CHP Genel Başkanı Deniz Baykal terör saldırısıyla ilgili önemli değerlendirmeler yapıyor... Olayın arka planıyla ilgili olarak son dönemdeki "Dış politika kırılması" na dikkati çekiyor. Diyor ki:
- Türkiye her zaman Ortadoğu'daki çatışmaların, gerginliklerin, savaşların parçası haline dönüşmeme noktasında özel bir gayreti başından beri sürdürdü. Bu, bize devletin kurucuları tarafından bırakılmış temel bir ilkedir, yaşamsal bir zorunluluktur. Türkiye'nin kaçınılmaz bir ulusal mecburiyeti olmadıkça hiçbir zaman Ortadoğu'da çatışmaların parçası haline dönüşmeme, o çatışmaların bizi de içine almama noktasında bir dikkat, bizim dış politikamızın temel ilkesi olmuştur. Dış politikamızda uluslararası hukuki meşruiyetin dışına hiç çıkmadık. Bu ilke hiçbir zaman tartışılmadı da... Ama ne yazık ki AKP iktidarı ile birlikte Türkiye dış telkinler doğrultusunda Ortadoğu çatışmasının bir parçası olma noktasında heves içine girdi. Bu önemli bir kırılma noktasıdır...
Baykal ekliyor:
- Ortadoğu denklemine girmek istediniz ama giremediniz, şimdi Ortadoğu sizi kendi denklemi içine çekmeye çalışıyor...
Kimi gazeteler dün Sinagog terörünü düzenleyenlerin Hizbullah üyesi olduklarını söylüyordu.

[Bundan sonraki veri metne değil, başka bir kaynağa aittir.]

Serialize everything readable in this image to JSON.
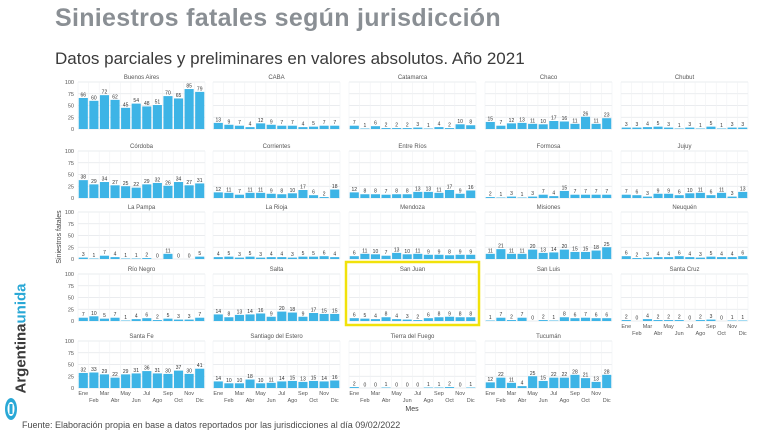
{
  "title": "Siniestros fatales según jurisdicción",
  "subtitle": "Datos parciales y preliminares en valores absolutos. Año 2021",
  "brand": {
    "part1": "Argentina",
    "part2": "unida"
  },
  "source": "Fuente: Elaboración propia en base a datos reportados por las jurisdicciones al día 09/02/2022",
  "chart_data": {
    "type": "bar",
    "ylabel": "Siniestros fatales",
    "xlabel": "Mes",
    "ylim": [
      0,
      100
    ],
    "yticks": [
      0,
      25,
      50,
      75,
      100
    ],
    "grid": true,
    "bar_color": "#3db4e6",
    "highlight_color": "#f1e20a",
    "highlight_panel": "San Juan",
    "x_tick_labels": [
      "Ene",
      "Feb",
      "Mar",
      "Abr",
      "May",
      "Jun",
      "Jul",
      "Ago",
      "Sep",
      "Oct",
      "Nov",
      "Dic"
    ],
    "panels": [
      {
        "name": "Buenos Aires",
        "values": [
          66,
          60,
          72,
          62,
          45,
          54,
          48,
          51,
          70,
          65,
          85,
          79
        ]
      },
      {
        "name": "CABA",
        "values": [
          13,
          9,
          7,
          4,
          12,
          9,
          7,
          7,
          4,
          5,
          7,
          7
        ]
      },
      {
        "name": "Catamarca",
        "values": [
          7,
          1,
          6,
          2,
          2,
          2,
          3,
          1,
          4,
          2,
          10,
          8
        ]
      },
      {
        "name": "Chaco",
        "values": [
          15,
          7,
          12,
          13,
          11,
          10,
          17,
          16,
          11,
          26,
          11,
          23
        ]
      },
      {
        "name": "Chubut",
        "values": [
          3,
          3,
          4,
          5,
          3,
          1,
          3,
          1,
          5,
          1,
          3,
          3
        ]
      },
      {
        "name": "Córdoba",
        "values": [
          38,
          29,
          34,
          27,
          25,
          22,
          29,
          32,
          26,
          34,
          27,
          31
        ]
      },
      {
        "name": "Corrientes",
        "values": [
          12,
          11,
          7,
          11,
          11,
          9,
          8,
          10,
          17,
          6,
          2,
          18
        ]
      },
      {
        "name": "Entre Ríos",
        "values": [
          12,
          8,
          8,
          7,
          8,
          8,
          13,
          13,
          11,
          17,
          9,
          16
        ]
      },
      {
        "name": "Formosa",
        "values": [
          2,
          1,
          3,
          1,
          3,
          7,
          4,
          15,
          7,
          7,
          7,
          7
        ]
      },
      {
        "name": "Jujuy",
        "values": [
          7,
          6,
          3,
          9,
          9,
          6,
          10,
          11,
          6,
          11,
          3,
          13
        ]
      },
      {
        "name": "La Pampa",
        "values": [
          3,
          1,
          7,
          4,
          1,
          1,
          2,
          0,
          11,
          0,
          0,
          5
        ]
      },
      {
        "name": "La Rioja",
        "values": [
          4,
          5,
          3,
          5,
          3,
          4,
          4,
          3,
          5,
          5,
          6,
          4
        ]
      },
      {
        "name": "Mendoza",
        "values": [
          6,
          11,
          10,
          7,
          13,
          10,
          11,
          9,
          9,
          8,
          9,
          9
        ]
      },
      {
        "name": "Misiones",
        "values": [
          11,
          21,
          11,
          11,
          20,
          13,
          14,
          20,
          15,
          15,
          18,
          25
        ]
      },
      {
        "name": "Neuquén",
        "values": [
          6,
          2,
          3,
          4,
          4,
          6,
          4,
          3,
          5,
          4,
          4,
          6
        ]
      },
      {
        "name": "Río Negro",
        "values": [
          7,
          10,
          5,
          7,
          1,
          4,
          6,
          2,
          5,
          3,
          3,
          7
        ]
      },
      {
        "name": "Salta",
        "values": [
          14,
          8,
          13,
          14,
          16,
          9,
          20,
          18,
          9,
          17,
          15,
          15
        ]
      },
      {
        "name": "San Juan",
        "values": [
          6,
          5,
          4,
          8,
          4,
          3,
          2,
          6,
          8,
          9,
          8,
          8
        ]
      },
      {
        "name": "San Luis",
        "values": [
          1,
          7,
          2,
          7,
          0,
          2,
          1,
          8,
          6,
          7,
          6,
          6
        ]
      },
      {
        "name": "Santa Cruz",
        "values": [
          2,
          0,
          4,
          2,
          2,
          2,
          0,
          2,
          3,
          0,
          1,
          1
        ]
      },
      {
        "name": "Santa Fe",
        "values": [
          32,
          33,
          29,
          22,
          29,
          31,
          36,
          31,
          30,
          37,
          30,
          41
        ]
      },
      {
        "name": "Santiago del Estero",
        "values": [
          14,
          10,
          10,
          18,
          10,
          11,
          14,
          15,
          13,
          15,
          14,
          16
        ]
      },
      {
        "name": "Tierra del Fuego",
        "values": [
          2,
          0,
          0,
          1,
          0,
          0,
          0,
          1,
          1,
          2,
          0,
          1
        ]
      },
      {
        "name": "Tucumán",
        "values": [
          12,
          22,
          11,
          4,
          25,
          15,
          22,
          22,
          28,
          21,
          13,
          28
        ]
      }
    ]
  }
}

Deniz Baykal da bu konuya değindi:
- Devlet bir eliyle bu son terör olaylarına karıştığı anlaşılan Hizbullah sanıklarını bulmaya çalışıyor, aynı devlet öbür eliyle mahkum olmuş Hizbullahçıları devletten afla tahliye etmeye çalışıyor....
Terörü hep birlikte lanetleyelim.. Ama bu noktaya gelirken yapılan hataları da gözden kaçırmayalım... Siyasette "terörle mücadele" ön plana çıkarken dış politikanın da yeniden gözden geçirilmesine ihtiyaç var.